Etymology should be obvious to anyone familiar with those ol’ time wind-back cooking timers.
Shameless appeal to fellow posters: Please use my word so I can obtain some miniscule measure of fame before I die. (As it is, I’m lucky if my family will remember me.) Just remember where you got it from.
My mom started calling the sideboard in the dining room the hedgehog, for some reason. She couldn’t remember what it was really called. I hope to start a whole new sociolinguistic variant.
I came up with the expressions cisgendered, cisvestite, and cissexual. Cis means “on this side of”, as in cisatlantic, Cisalpine, and is the opposite of “trans”. So a cisvestite is someone who dresses in the way society associates with their sex.

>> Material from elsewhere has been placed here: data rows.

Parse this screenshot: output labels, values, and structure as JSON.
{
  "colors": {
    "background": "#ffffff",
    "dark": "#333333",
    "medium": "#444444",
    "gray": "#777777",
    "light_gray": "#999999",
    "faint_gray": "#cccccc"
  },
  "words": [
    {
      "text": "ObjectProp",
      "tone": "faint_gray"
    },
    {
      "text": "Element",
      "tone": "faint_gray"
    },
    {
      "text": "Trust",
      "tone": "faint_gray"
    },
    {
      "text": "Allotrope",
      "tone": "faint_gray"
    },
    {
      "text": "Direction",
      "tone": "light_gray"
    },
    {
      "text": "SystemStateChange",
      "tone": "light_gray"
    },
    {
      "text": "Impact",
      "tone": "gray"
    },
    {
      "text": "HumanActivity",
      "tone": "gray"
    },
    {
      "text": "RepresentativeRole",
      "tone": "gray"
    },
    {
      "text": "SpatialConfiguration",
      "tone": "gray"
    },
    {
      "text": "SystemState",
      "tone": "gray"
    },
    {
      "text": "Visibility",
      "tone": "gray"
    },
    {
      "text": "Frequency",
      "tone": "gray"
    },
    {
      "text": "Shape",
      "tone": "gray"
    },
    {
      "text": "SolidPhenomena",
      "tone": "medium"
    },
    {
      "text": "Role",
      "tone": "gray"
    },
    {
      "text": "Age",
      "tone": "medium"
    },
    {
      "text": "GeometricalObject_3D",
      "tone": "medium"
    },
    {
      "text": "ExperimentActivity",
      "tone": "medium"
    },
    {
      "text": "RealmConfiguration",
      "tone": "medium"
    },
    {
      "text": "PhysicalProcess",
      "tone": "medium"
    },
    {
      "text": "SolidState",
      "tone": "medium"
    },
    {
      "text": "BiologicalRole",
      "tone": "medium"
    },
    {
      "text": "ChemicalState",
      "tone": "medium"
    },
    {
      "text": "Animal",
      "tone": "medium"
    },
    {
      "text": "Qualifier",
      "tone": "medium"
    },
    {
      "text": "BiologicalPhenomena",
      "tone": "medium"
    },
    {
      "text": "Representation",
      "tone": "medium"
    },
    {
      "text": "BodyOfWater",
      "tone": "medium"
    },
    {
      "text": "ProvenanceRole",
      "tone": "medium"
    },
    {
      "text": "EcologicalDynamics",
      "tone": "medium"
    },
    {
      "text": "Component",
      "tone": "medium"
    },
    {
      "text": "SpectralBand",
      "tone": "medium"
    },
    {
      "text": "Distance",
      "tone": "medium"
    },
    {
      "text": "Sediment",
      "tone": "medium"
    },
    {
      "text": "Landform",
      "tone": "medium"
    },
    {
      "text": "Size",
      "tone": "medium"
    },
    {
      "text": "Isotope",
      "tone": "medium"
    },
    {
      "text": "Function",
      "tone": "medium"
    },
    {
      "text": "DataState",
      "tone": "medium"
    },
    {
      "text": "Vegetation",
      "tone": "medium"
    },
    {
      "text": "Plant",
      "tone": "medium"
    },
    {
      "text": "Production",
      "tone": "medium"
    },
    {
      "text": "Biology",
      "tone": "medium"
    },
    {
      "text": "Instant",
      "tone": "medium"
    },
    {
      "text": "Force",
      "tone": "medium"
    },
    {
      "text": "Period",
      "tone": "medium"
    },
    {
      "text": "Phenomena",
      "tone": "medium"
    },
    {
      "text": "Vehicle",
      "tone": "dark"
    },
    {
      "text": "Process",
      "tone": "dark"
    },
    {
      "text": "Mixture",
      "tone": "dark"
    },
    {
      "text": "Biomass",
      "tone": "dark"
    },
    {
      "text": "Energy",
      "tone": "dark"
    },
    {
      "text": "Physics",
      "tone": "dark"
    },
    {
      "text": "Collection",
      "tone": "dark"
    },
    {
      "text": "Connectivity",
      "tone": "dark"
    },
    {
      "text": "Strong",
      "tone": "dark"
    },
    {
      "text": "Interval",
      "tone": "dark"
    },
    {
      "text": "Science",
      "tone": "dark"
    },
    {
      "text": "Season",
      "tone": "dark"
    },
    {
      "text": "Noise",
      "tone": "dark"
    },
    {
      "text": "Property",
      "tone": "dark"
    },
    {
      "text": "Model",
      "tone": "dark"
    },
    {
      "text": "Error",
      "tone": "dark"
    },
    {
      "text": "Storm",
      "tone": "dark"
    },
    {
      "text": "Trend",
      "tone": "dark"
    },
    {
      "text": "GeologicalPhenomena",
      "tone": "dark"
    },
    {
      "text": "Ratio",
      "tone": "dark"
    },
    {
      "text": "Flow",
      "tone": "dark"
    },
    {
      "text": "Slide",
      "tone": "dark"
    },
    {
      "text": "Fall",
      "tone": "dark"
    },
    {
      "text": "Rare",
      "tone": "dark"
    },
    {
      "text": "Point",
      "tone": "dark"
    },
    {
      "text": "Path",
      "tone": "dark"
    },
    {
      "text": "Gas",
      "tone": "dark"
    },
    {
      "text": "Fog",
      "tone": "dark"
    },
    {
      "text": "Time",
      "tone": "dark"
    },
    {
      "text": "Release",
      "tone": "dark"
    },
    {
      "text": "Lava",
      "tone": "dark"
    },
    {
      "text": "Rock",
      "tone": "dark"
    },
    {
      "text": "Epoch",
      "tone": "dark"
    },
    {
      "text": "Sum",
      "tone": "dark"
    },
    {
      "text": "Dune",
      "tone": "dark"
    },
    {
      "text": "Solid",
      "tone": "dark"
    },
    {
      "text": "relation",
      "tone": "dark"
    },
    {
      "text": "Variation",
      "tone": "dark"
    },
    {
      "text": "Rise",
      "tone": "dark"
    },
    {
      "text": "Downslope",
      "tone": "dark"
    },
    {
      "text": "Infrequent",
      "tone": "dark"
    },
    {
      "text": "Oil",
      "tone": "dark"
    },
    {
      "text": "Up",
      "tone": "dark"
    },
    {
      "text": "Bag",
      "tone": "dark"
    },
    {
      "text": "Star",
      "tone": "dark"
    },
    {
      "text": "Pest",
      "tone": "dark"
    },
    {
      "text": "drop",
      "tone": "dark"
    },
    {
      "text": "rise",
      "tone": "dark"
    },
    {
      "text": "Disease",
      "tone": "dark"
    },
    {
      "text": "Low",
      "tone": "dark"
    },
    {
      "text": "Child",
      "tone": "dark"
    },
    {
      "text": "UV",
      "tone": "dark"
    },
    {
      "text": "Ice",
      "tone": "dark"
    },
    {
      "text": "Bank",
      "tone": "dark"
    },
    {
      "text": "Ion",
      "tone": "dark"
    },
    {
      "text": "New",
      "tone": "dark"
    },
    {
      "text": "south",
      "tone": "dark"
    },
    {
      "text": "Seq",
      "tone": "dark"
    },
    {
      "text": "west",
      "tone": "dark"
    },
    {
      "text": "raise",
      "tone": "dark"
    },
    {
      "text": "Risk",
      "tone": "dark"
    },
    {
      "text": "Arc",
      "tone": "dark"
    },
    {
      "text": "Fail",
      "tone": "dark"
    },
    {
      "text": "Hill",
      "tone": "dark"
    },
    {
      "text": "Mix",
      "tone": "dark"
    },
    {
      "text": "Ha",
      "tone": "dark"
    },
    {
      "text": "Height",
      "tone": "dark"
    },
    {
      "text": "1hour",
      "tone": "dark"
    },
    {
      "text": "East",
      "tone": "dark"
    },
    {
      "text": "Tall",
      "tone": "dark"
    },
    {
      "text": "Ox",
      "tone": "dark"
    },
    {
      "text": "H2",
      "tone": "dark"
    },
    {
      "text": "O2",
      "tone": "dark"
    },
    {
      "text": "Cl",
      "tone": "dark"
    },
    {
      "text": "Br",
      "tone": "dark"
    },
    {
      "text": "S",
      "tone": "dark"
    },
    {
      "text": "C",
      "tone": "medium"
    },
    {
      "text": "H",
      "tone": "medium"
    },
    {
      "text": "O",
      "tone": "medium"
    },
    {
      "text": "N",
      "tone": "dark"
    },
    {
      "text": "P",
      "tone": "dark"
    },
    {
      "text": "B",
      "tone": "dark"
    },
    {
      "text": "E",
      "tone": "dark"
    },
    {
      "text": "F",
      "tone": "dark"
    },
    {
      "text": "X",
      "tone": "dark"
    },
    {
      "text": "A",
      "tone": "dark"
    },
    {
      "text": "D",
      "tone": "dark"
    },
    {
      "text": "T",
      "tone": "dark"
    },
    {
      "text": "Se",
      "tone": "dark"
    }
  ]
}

Also, on the theory that the business of psychiatry is to make every possible human behaviour trait into a disease, I coined the expression “isomania” - desire to fit in and be the same as other people rather than to develop one’s own personality, seen as a pathology.
Alarm cooking.
The reason my smoke detector uses 5 batteries a year.
In reference to uncool and/or newbie: “Oh, that is just SOOO AOL!”
PS “Deep kimchee” as a phrase is of Korean War vintage, refering to the pungent sauce. You probably heard your Dad say it.
And, of course, “When oral sex is outlawed, only outlaws will have girlfriends”
This reminds me of a friend who woud refer to “dooficity”–stupidity dumb enough to make you a doofus.
My boss coined “chipperish” when I was happy one day and just chattering on excitedly. So I called him a “hyphenatic” for his fanaticism to over-hyphenate.
#1 The one that leaps instantly to mind is the phrase my husband utters when he wants to tell someone to F**K OFF:
"Above me (holding hand above head as if to say, This high), and BELOW me (pointing at crotch). Say this one aloud if you don’t get it.
#2 When my dad taught me to read, I balked at the word “vacation” in the following passage:
Hooray, Hooray,
We’re on our way,
Our summer vacation starts today.
I said “Our summer curration starts today” and it stuck. A holiday is still called a curration in my family.
#3 My younger sister invented words left and right when she was young. The most common one was shum-shum, an insult still used today.
I’m sure I’ll think of more …
above me and BELOW me!!! That had me ROTFL, I intend to use it at the first possible oppurtunity.